Fresh whole blood samples collected in heparin were diluted tenfold with RPMI and 90 µl of the diluted blood was incubated in 96-well flat-bottom tissue culture plates in a humidified incubator at 5% CO2, 37ºC for 2 days in the presence or absence of anti-CD3 + anti-CD28. Specifically, to stimulate the T cells the plates were pre-coated overnight with 2 µg/mL of anti-human CD3 (clone OKT3, eBioscience, San Diego, CA). Anti-human CD28 (clone CD28.2, eBioscience, San Diego, CA) was then added at a final concentration of 1 µg/mL to each well. Alternatively, PBMCs isolated as for immunophenotyping above were stimulated anti-CD3 and anti-CD28 as previously described21. PBMCs were counted using a Vi-Cell XR cell viability analyzer (Beckman Coulter, Brea, CA) and resuspended at 106 cells/mL in RPMI + 10% autologous plasma + 100 U/mL penicillin/streptomycin. The PBMCs were aliquoted (50 μl/well) into 96-well flat-bottom tissue culture plates pre-coated or not as above with 0.5 µg/mL of anti-human CD3 and then 2 µg/mL anti-human CD28 added.
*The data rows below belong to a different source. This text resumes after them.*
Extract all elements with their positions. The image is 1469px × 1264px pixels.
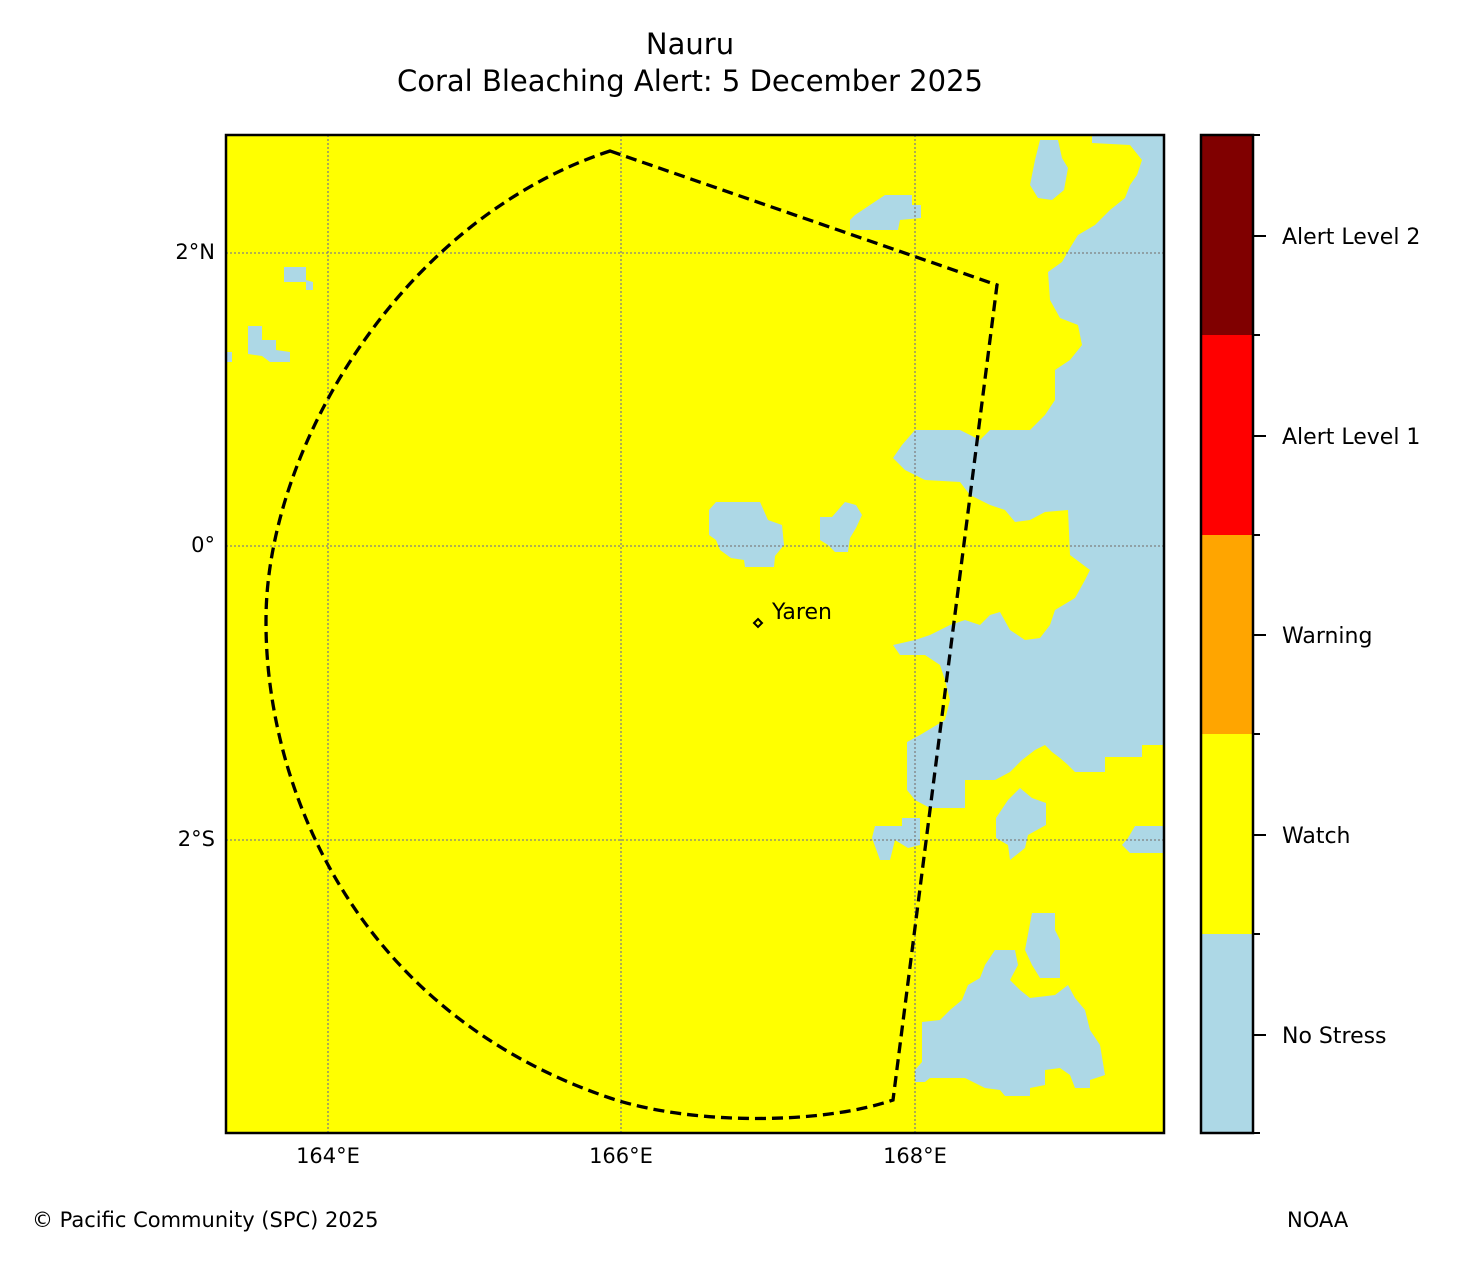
no-stress-patches xyxy=(226,135,1164,1096)
colorbar-segment-watch xyxy=(1201,734,1253,934)
no-stress-patch-s-4 xyxy=(1025,913,1060,978)
copyright-credit: © Pacific Community (SPC) 2025 xyxy=(32,1208,379,1232)
colorbar: Alert Level 2 Alert Level 1 Warning Watc… xyxy=(1199,133,1420,1135)
no-stress-patch-w-1 xyxy=(284,267,313,290)
no-stress-patch-c-2 xyxy=(820,502,862,552)
no-stress-patch-ne-2 xyxy=(850,195,921,230)
lat-label-2s: 2°S xyxy=(178,827,215,851)
legend-label-alert-level-2: Alert Level 2 xyxy=(1282,225,1420,250)
colorbar-label-ticks xyxy=(1253,235,1266,1036)
colorbar-segment-alert-level-2 xyxy=(1201,135,1253,335)
colorbar-segment-warning xyxy=(1201,535,1253,734)
no-stress-patch-s-5 xyxy=(915,950,1105,1096)
lon-label-164: 164°E xyxy=(296,1144,360,1168)
lon-label-168: 168°E xyxy=(883,1144,947,1168)
legend-label-warning: Warning xyxy=(1282,624,1372,649)
map-frame xyxy=(224,133,1166,1135)
data-source: NOAA xyxy=(1287,1208,1349,1232)
yaren-label: Yaren xyxy=(771,600,832,625)
no-stress-patch-ne-1 xyxy=(1030,140,1068,200)
gridlines xyxy=(226,135,1164,1133)
map-panel xyxy=(226,135,1164,1133)
no-stress-patch-w-2 xyxy=(248,326,290,362)
map-title: Nauru xyxy=(645,27,735,61)
lat-label-0: 0° xyxy=(191,533,215,557)
lat-label-2n: 2°N xyxy=(175,240,215,264)
no-stress-patch-s-1 xyxy=(996,788,1046,860)
lon-label-166: 166°E xyxy=(589,1144,653,1168)
colorbar-boundary-ticks xyxy=(1253,134,1260,1134)
legend-label-alert-level-1: Alert Level 1 xyxy=(1282,425,1420,450)
colorbar-segment-no-stress xyxy=(1201,934,1253,1133)
yaren-marker xyxy=(752,617,764,629)
colorbar-segment-alert-level-1 xyxy=(1201,335,1253,535)
no-stress-patch-east xyxy=(893,135,1164,808)
no-stress-patch-s-2 xyxy=(872,818,920,860)
no-stress-patch-w-3 xyxy=(226,352,232,362)
legend-label-watch: Watch xyxy=(1282,824,1351,849)
no-stress-patch-c-1 xyxy=(709,502,784,567)
map-subtitle: Coral Bleaching Alert: 5 December 2025 xyxy=(396,64,983,98)
legend-label-no-stress: No Stress xyxy=(1282,1024,1387,1049)
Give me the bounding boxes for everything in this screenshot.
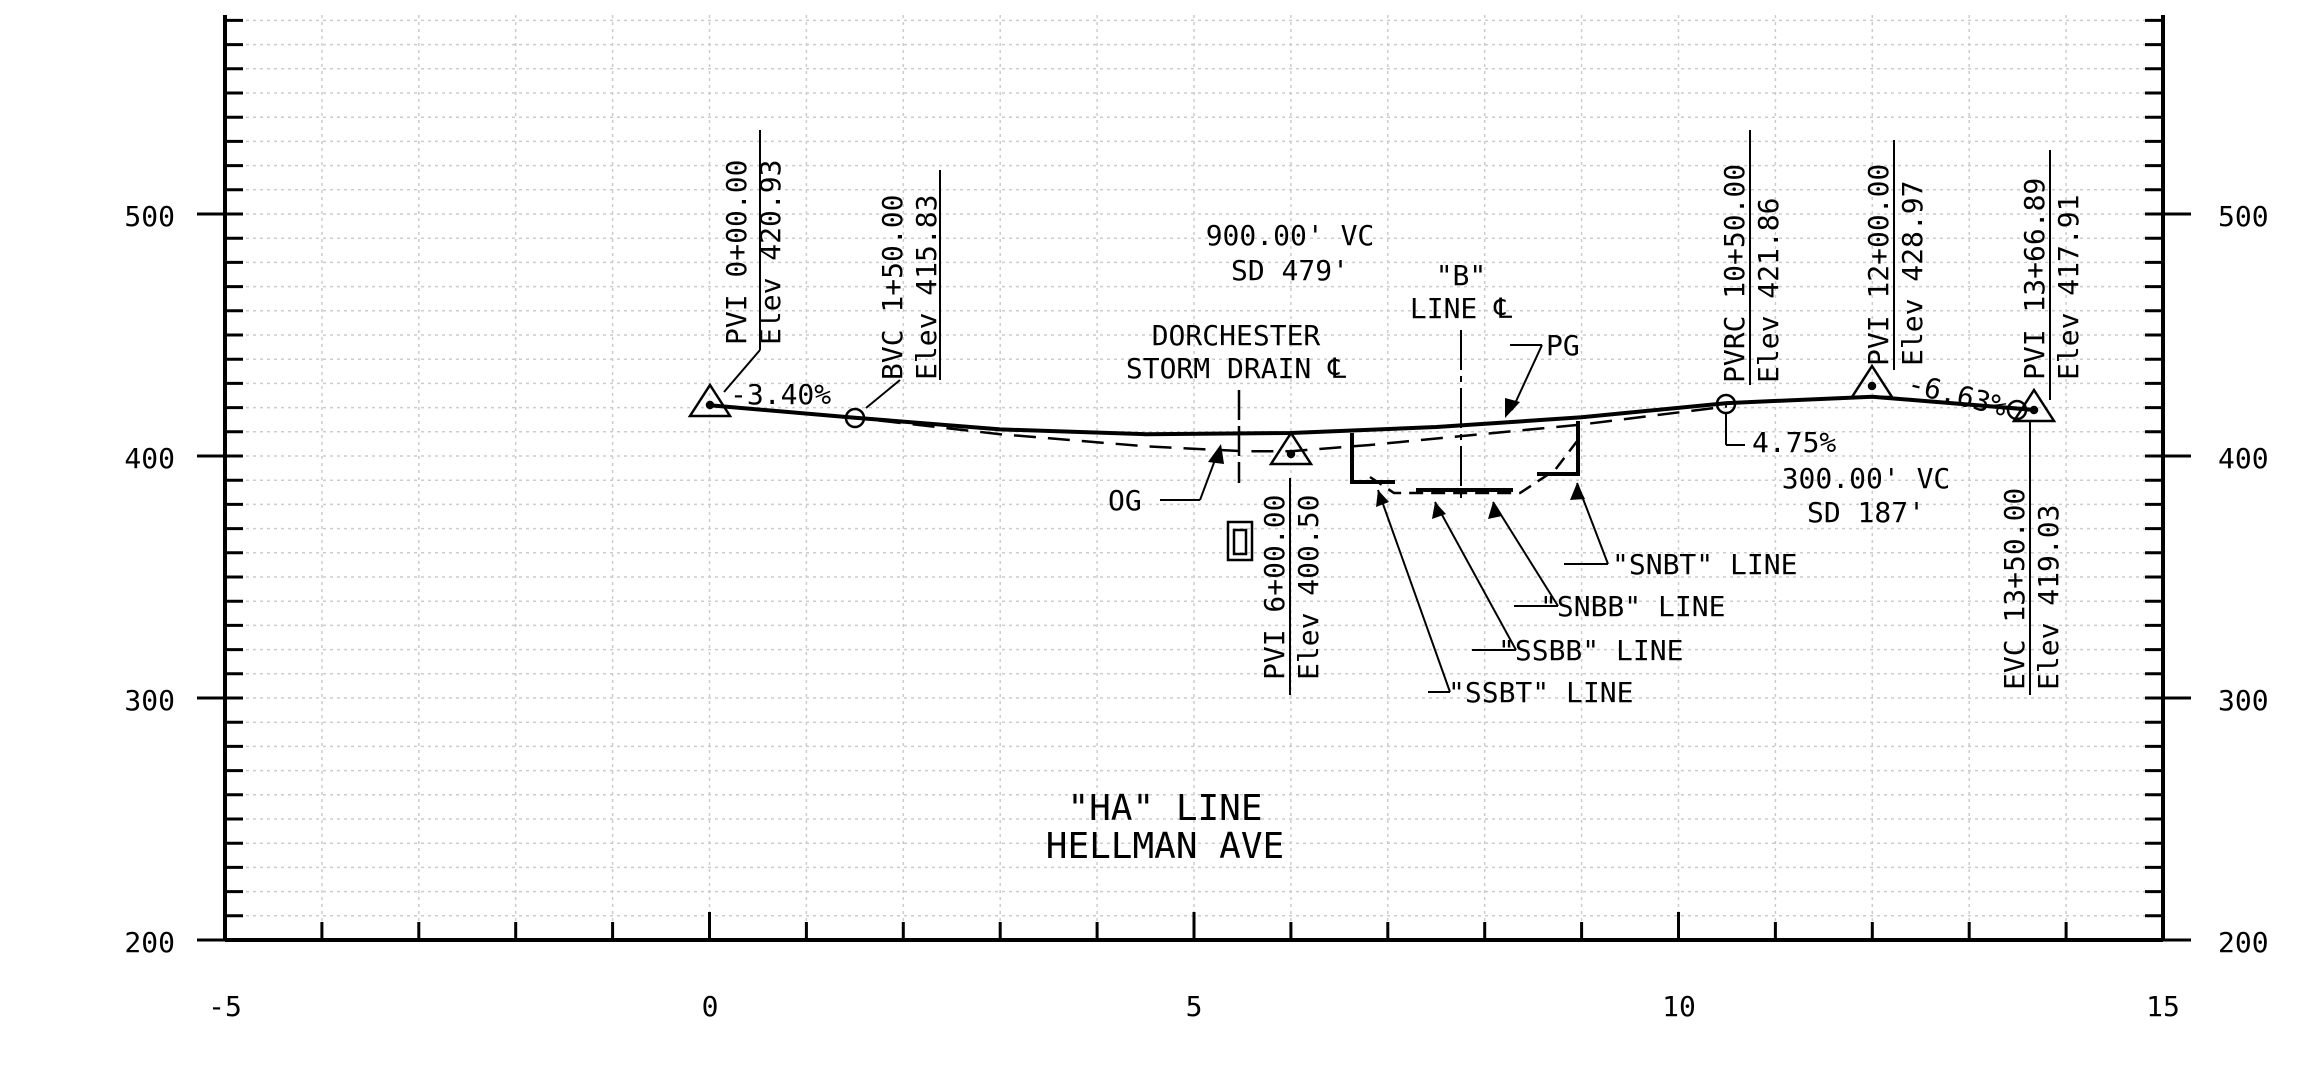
y-tick-label-left: 200 — [124, 926, 175, 959]
grid — [225, 15, 2163, 940]
x-tick-label: 0 — [702, 990, 719, 1023]
y-tick-label-left: 300 — [124, 684, 175, 717]
evc-circle-icon — [2006, 399, 2028, 421]
vc1-length: 900.00' VC — [1206, 219, 1375, 252]
og-label: OG — [1108, 484, 1142, 517]
x-tick-label: 10 — [1662, 990, 1696, 1023]
pg-line — [709, 394, 2035, 437]
drawing-title-line1: "HA" LINE — [1067, 788, 1262, 829]
pvi-13-elev: Elev 417.91 — [2052, 195, 2085, 380]
drawing-title-line2: HELLMAN AVE — [1046, 826, 1284, 867]
y-tick-label-right: 400 — [2218, 442, 2269, 475]
leaders — [723, 130, 2051, 695]
bvc-station: BVC 1+50.00 — [876, 195, 909, 380]
dorchester-label-1: DORCHESTER — [1152, 319, 1321, 352]
b-line-label-2: LINE ℄ — [1410, 292, 1512, 325]
pvi-13-station: PVI 13+66.89 — [2018, 178, 2051, 380]
pvi-0-station: PVI 0+00.00 — [720, 160, 753, 345]
pvi-markers — [687, 363, 2057, 466]
bridge-structure — [1350, 421, 1580, 492]
arrowheads — [1208, 398, 1585, 519]
bvc-circle-icon — [844, 407, 866, 429]
pvi-6-station: PVI 6+00.00 — [1258, 495, 1291, 680]
x-tick-label: 15 — [2146, 990, 2180, 1023]
x-tick-label: -5 — [208, 990, 242, 1023]
grade-2-label: 4.75% — [1752, 426, 1836, 459]
ssbb-label: "SSBB" LINE — [1498, 634, 1683, 667]
grade-3-label: -6.63% — [1904, 367, 2010, 424]
vc2-length: 300.00' VC — [1782, 462, 1951, 495]
pvi-triangle-icon — [2011, 387, 2057, 423]
evc-elev: Elev 419.03 — [2032, 505, 2065, 690]
pvi-triangle-icon — [687, 382, 733, 418]
y-tick-label-right: 200 — [2218, 926, 2269, 959]
ssbt-label: "SSBT" LINE — [1448, 676, 1633, 709]
y-tick-label-left: 400 — [124, 442, 175, 475]
y-tick-label-right: 500 — [2218, 200, 2269, 233]
pvi-triangle-icon — [1849, 363, 1895, 399]
snbb-label: "SNBB" LINE — [1540, 590, 1725, 623]
evc-station: EVC 13+50.00 — [1998, 488, 2031, 690]
storm-drain-box — [1226, 390, 1254, 562]
y-tick-label-left: 500 — [124, 200, 175, 233]
x-tick-label: 5 — [1186, 990, 1203, 1023]
vc1-sd: SD 479' — [1231, 254, 1349, 287]
snbt-label: "SNBT" LINE — [1612, 548, 1797, 581]
pg-label: PG — [1546, 329, 1580, 362]
pvrc-elev: Elev 421.86 — [1752, 198, 1785, 383]
pvi-12-elev: Elev 428.97 — [1896, 181, 1929, 366]
pvi-triangle-icon — [1268, 430, 1314, 466]
y-tick-label-right: 300 — [2218, 684, 2269, 717]
pvi-12-station: PVI 12+00.00 — [1862, 164, 1895, 366]
dorchester-label-2: STORM DRAIN ℄ — [1126, 352, 1346, 385]
axis-ticks — [197, 18, 2191, 942]
vc2-sd: SD 187' — [1807, 496, 1925, 529]
grade-1-label: -3.40% — [730, 378, 831, 411]
pvi-0-elev: Elev 420.93 — [754, 160, 787, 345]
pvrc-station: PVRC 10+50.00 — [1718, 164, 1751, 383]
b-line-label-1: "B" — [1436, 259, 1487, 292]
bvc-elev: Elev 415.83 — [910, 195, 943, 380]
bridge-dashed — [1369, 439, 1579, 495]
pvi-6-elev: Elev 400.50 — [1292, 495, 1325, 680]
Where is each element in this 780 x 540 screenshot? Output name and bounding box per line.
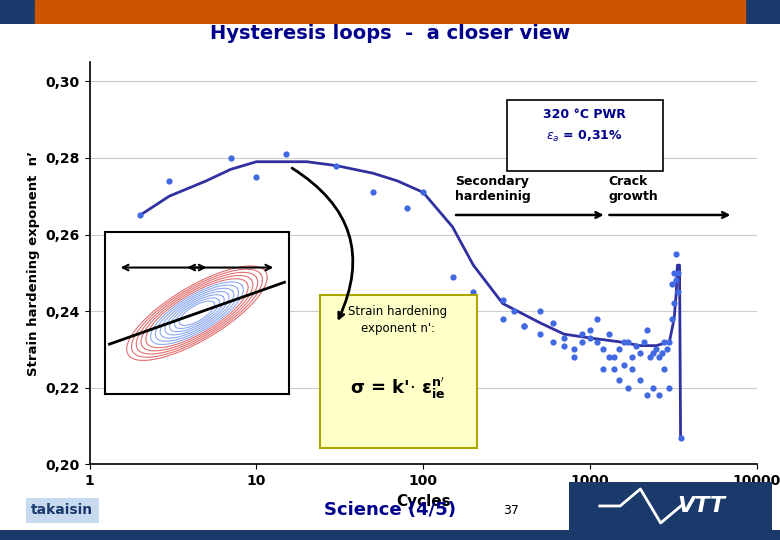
Y-axis label: Strain hardening exponent  n’: Strain hardening exponent n’ bbox=[27, 151, 40, 376]
Text: $\varepsilon_a$ = 0,31%: $\varepsilon_a$ = 0,31% bbox=[546, 129, 623, 144]
Text: takaisin: takaisin bbox=[31, 503, 94, 517]
X-axis label: Cycles: Cycles bbox=[395, 494, 451, 509]
Text: Crack
growth: Crack growth bbox=[608, 175, 658, 202]
Text: Secondary
hardeninig: Secondary hardeninig bbox=[456, 175, 531, 202]
Text: 37: 37 bbox=[503, 504, 519, 517]
Text: Hysteresis loops  -  a closer view: Hysteresis loops - a closer view bbox=[210, 24, 570, 43]
Text: $\bf{\sigma}$ = k'$\cdot$ $\bf{\varepsilon}$$\bf{_{ie}^{n'}}$: $\bf{\sigma}$ = k'$\cdot$ $\bf{\varepsil… bbox=[350, 376, 445, 402]
FancyBboxPatch shape bbox=[506, 100, 663, 171]
Text: 320 °C PWR: 320 °C PWR bbox=[543, 109, 626, 122]
Text: Strain hardening
exponent n':: Strain hardening exponent n': bbox=[348, 306, 448, 335]
Text: VTT: VTT bbox=[677, 496, 725, 516]
FancyBboxPatch shape bbox=[320, 295, 477, 448]
Text: Science (4/5): Science (4/5) bbox=[324, 501, 456, 519]
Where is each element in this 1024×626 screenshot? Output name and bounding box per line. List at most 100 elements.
After four days of incubation at 37 ˚C, 5% CO2, the plates were then centrifuged at 300 × g in a Beckman TJ-6 centrifuge for 5 min and the supernatants collected for IFNγ analysis.

Statistical analysis

Kolmogorov–Smirnov test and F-test for equality of variances was performed to evaluate the normality and homogeneity of variance of the data sets using Graphpad prism 8. Significant differences between the means of the cytokine/chemokine levels in the smokers versus non-smokers at time zero (i.e., to measure levels of CI), and in E. coli or HSV-1-stimulated blood samples and other end-point measures were evaluated using unpaired two-tailed t-tests when variances between the two groups were found to be equal and the normality assumption is met. Otherwise, the non parametric Mann–Whitney tests were performed. In addition, a Pearson correlation analysis between cytokines/chemokines, blood profile and other end point measures was performed using Graphpad Prism 8. P < 0.05 is considered as statistically significant.